Fortunately for anyone who missed the rare spectacle, there will be one more chance to view it on Wednesday night.
April’s supermoon – officially referred to as a perigean full moon – will be the third month in a row for the rare celestial event. It occurs when the full moon is at its closest point to Earth in its monthly orbit.
On 7-8 April, the moon will get as close as 356,907km (221,772 miles) to Earth, making it appear bigger and brighter in the night’s sky.
The time of year means this full moon is known in folklore as the ‘Pink moon’, as it usually coincides with spring flower blossoms.
The best time and date to see the supermoon is at moonrise on Tuesday and at moonset on Wednesday, when it is close to the horizon.
This is due to an optical illusion that makes it appear even bigger due to its relative size to buildings and objects on the horizon. The supermoon’s peak illumination will take place just after 6pm GMT on Tuesday, though it may not be visible until after sunset.
The term was first coined by astrologer Richard Nolle in 1979, who defined a supermoon as any full moon that was within 90 per cent of its closest approach.
The coinage and use of the term has been criticised by astronomers, however some welcome it as a way to encourage interest in astronomy.

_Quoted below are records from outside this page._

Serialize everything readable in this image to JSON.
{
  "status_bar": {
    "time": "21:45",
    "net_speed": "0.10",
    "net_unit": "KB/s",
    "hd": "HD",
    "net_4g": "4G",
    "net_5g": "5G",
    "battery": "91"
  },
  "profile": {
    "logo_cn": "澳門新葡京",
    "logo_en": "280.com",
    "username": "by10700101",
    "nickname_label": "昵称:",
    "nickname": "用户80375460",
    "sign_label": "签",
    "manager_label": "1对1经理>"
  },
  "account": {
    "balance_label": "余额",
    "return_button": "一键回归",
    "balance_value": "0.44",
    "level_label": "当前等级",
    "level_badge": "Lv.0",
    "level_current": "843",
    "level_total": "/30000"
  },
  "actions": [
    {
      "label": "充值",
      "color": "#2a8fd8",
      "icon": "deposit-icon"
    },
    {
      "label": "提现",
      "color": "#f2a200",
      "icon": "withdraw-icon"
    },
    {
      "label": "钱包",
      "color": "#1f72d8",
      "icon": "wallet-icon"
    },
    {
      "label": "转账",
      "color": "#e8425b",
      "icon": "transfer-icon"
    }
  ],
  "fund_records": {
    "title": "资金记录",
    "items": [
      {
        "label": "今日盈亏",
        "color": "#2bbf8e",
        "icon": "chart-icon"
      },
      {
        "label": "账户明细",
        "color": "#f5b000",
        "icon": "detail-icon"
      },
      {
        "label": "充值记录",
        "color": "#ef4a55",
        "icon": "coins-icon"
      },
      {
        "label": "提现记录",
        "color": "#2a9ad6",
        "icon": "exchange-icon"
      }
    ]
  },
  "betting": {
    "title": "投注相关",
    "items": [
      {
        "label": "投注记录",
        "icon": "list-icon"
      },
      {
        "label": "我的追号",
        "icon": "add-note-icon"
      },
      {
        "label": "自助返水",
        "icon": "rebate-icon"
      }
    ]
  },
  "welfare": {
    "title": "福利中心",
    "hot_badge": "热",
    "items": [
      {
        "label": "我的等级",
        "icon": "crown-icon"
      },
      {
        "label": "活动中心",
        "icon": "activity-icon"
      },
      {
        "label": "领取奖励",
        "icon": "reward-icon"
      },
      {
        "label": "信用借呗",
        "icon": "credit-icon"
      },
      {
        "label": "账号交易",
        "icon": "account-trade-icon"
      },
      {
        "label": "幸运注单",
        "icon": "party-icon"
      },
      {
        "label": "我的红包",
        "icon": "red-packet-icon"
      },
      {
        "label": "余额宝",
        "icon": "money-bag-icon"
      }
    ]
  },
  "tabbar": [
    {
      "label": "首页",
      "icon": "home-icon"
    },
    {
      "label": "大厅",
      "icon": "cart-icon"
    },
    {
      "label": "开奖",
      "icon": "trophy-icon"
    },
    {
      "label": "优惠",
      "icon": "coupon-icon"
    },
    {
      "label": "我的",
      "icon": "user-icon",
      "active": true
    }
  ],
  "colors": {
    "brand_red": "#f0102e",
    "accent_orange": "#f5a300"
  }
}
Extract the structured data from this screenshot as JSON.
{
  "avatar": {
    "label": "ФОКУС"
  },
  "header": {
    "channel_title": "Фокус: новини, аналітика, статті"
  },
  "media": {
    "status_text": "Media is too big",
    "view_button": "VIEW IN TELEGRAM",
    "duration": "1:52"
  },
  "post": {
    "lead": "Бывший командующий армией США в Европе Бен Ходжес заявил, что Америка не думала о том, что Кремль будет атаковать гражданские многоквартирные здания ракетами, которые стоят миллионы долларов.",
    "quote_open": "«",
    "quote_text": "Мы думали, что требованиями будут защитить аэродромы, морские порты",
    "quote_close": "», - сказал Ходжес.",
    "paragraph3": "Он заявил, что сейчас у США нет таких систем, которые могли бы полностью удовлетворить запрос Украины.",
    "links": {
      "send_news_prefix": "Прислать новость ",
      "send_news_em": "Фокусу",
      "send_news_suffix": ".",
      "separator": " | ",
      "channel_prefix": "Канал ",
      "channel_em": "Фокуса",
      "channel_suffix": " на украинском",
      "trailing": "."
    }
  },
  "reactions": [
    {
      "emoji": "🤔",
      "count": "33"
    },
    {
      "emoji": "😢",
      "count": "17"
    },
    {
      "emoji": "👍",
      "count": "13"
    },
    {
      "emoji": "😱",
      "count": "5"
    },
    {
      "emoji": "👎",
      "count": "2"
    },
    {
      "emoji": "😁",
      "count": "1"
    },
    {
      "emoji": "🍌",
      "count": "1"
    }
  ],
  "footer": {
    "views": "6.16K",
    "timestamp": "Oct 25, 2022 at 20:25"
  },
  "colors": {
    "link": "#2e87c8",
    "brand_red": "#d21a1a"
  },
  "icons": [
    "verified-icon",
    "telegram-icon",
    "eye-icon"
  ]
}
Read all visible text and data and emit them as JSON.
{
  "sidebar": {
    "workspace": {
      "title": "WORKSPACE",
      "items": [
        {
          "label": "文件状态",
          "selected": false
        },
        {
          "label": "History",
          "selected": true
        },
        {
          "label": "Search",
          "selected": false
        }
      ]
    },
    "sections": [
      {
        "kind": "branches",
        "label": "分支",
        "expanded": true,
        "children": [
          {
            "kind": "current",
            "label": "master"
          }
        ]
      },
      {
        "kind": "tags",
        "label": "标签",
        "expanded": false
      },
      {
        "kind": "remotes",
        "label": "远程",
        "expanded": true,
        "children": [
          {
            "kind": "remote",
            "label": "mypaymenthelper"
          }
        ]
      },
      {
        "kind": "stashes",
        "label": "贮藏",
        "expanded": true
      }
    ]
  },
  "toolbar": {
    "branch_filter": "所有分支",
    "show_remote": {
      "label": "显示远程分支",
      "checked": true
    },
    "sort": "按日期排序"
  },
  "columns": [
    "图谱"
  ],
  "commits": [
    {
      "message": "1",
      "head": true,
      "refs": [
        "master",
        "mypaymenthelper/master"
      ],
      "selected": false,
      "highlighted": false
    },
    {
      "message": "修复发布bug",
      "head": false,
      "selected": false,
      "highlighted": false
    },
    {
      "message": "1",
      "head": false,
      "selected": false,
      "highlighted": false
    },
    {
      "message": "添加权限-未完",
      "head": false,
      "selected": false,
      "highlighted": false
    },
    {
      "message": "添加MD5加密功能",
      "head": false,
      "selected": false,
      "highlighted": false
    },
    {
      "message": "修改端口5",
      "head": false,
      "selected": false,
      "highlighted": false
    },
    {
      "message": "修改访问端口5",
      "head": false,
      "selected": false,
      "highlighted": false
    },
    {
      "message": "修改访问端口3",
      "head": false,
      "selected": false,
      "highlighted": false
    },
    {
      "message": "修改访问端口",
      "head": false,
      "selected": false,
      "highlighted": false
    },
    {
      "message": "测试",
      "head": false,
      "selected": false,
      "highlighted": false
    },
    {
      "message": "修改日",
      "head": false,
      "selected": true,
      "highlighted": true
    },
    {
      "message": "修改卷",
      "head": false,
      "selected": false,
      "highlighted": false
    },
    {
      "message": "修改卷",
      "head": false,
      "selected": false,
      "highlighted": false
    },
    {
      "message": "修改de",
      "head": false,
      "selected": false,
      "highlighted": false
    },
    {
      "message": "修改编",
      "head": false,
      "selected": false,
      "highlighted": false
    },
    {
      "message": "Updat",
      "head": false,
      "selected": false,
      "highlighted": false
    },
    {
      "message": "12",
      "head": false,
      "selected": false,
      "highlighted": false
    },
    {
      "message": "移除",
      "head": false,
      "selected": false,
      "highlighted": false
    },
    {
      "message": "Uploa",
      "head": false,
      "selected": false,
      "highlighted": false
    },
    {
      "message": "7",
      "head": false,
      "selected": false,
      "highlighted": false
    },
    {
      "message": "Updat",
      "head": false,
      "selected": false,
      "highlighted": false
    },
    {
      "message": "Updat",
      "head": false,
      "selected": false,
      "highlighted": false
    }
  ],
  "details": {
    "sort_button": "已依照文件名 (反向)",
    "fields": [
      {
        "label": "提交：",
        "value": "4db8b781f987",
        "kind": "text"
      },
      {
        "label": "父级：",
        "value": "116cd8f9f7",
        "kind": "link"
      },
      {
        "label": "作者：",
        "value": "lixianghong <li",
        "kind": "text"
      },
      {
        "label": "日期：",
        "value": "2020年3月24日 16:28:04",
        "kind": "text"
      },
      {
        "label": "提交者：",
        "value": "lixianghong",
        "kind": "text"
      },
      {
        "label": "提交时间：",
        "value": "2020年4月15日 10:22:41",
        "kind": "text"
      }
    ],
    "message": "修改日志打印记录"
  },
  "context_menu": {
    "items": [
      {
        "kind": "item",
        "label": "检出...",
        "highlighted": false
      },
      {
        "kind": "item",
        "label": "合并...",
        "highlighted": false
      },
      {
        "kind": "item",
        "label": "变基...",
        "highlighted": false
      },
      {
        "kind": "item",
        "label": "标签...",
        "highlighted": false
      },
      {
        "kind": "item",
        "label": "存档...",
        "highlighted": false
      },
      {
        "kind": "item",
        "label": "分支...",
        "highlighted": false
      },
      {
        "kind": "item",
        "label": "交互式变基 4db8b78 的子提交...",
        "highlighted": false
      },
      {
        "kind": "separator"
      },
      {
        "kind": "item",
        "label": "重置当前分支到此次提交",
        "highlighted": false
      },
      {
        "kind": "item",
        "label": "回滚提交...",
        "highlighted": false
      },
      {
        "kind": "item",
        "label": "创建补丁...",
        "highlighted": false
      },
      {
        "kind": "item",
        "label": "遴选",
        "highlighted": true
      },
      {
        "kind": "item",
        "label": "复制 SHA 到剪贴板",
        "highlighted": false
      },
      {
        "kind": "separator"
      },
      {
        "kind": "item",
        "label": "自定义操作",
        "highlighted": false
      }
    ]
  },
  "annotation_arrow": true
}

“Some astronomers complain about the name supermoon. They like to call supermoons hype,” astronomer and EarthSky contributor Bruce McClure wrote recently.
“But supermoons aren’t hype. They’re special. Many people now know and use the word supermoon. We notice even some diehards are starting to use it now… No doubt about it. Supermoon is a catchier term than perigean full moon.”
The supermoon will also have an effect on the Earth’s ocean, Mr McClure notes, with the extra gravitational pull from the moon creating extra-high tides.
People living along the coast will notice them one or two days after the supermoon has passed, though any risk of flooding is unlikely unless the high tides are combined with severe weather.
For most parts of the UK, Wednesday will see exceptionally good weather with highs of up to 24C in the south and east.
Clear skies and reduced air pollution due to the coronavirus lockdown means April’s supermoon could be one of the best ever times to view a supermoon.